Data are stored on public cloud repositories with a creative commons license (CC BY 4.0). In practice, this means that any organization or individual can use these diverse training datasets to train and validate their algorithm for better accuracy. The process will allow data scientists to test how well their models can predict outcomes. In addition, Radiant MLHub will house these trained ML models for further exposure to users.
To increase reproducibility and benchmarking, all models will include metadata listing information about the training dataset used to develop it, as well as the constraints and limitations of the model.
Finally, Radiant MLHub is designed to be a community repository for discovering AI training data and tools on EO. All interested organizations, practitioners and researchers can register or share their data on Radiant MLHub no matter where they physically host the data. To ensure Radiant MLHub is interoperable, we regularly convene the community and invest in the development of an open community standard, which is called SpatioTemporal Asset Catalog (STAC). Such open standards are essential in the design and usability of infrastructures for public good data.
Practitioners many times ask how we can get policymakers and other decision-makers to trust algorithms. We believe that openness, transparency, and collaboration is paramount for trust to occur.
Extending the call to action
Public good datasets benefit everyone and can have a high social impact. However, sharing data, algorithms, and applications along with building digital infrastructure to achieve the Sustainable Development Goals will also require financial and technical cooperation. As Campbell and Jensen ask: Who will pay for this digital ecosystem?
One way to enable this digital ecosystem is to build on individual and organizational interests and establish a data commons cooperative. Such an initiative would incentivize different sectors of the economy to join and benefit from its services, which could be data, infrastructure, algorithms and/or applications. Most importantly, this could also ensure this public good is financially sustainable.

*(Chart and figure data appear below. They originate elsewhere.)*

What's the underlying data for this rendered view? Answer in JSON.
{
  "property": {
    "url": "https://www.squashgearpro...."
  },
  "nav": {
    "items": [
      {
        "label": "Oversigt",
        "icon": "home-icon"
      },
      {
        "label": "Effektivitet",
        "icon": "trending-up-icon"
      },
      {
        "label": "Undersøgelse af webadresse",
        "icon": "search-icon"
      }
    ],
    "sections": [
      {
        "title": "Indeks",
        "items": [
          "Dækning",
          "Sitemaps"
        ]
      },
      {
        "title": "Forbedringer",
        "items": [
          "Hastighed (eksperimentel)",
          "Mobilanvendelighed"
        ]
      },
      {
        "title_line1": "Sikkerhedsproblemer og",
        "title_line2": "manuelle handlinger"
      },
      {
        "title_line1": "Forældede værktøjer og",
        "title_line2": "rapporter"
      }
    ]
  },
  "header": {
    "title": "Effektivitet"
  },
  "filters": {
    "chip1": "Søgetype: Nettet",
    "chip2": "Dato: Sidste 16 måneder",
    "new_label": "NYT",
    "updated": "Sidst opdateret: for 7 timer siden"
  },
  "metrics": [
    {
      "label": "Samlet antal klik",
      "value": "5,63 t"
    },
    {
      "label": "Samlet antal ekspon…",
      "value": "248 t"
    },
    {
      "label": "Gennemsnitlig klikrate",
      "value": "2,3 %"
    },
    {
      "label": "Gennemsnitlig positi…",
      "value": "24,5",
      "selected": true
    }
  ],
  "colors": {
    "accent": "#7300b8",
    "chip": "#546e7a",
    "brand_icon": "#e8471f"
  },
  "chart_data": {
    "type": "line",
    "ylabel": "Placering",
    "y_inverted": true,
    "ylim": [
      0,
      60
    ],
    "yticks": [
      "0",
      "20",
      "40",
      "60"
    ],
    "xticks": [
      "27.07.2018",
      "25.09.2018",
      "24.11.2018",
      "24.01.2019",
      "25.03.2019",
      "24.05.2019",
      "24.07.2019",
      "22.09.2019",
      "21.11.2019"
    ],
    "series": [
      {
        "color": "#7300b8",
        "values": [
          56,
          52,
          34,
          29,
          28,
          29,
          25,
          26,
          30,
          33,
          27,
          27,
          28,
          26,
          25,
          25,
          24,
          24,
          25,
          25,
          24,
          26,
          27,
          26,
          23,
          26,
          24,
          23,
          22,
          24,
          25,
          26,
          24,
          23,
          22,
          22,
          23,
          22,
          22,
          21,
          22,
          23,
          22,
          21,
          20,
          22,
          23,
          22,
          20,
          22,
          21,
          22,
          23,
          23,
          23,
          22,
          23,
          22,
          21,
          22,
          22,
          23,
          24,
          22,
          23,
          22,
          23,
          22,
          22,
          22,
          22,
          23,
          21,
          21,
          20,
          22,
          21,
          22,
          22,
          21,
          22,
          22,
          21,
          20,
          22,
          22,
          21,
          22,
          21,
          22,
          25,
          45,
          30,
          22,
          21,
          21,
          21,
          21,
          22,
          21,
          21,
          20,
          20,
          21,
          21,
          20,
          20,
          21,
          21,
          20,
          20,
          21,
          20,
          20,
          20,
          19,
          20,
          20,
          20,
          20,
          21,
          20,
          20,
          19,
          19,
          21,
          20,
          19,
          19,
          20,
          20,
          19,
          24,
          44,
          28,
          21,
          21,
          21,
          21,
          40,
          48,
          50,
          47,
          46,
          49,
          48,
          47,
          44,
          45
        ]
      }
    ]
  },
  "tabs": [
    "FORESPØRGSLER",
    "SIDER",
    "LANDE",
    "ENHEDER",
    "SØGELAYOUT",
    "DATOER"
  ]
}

There is only one planet, but the issues we face as the Earth’s inhabitants are many. As scientists and technologists, we play a special role in studying our world, identifying changes, and providing insights for possible solutions. This is why we do what we do. Working together, we will not only openly share valuable data products, algorithms, applications, and training data, we will capture the vision of a digital ecosystem for the planet and open the door to a more sustainable future.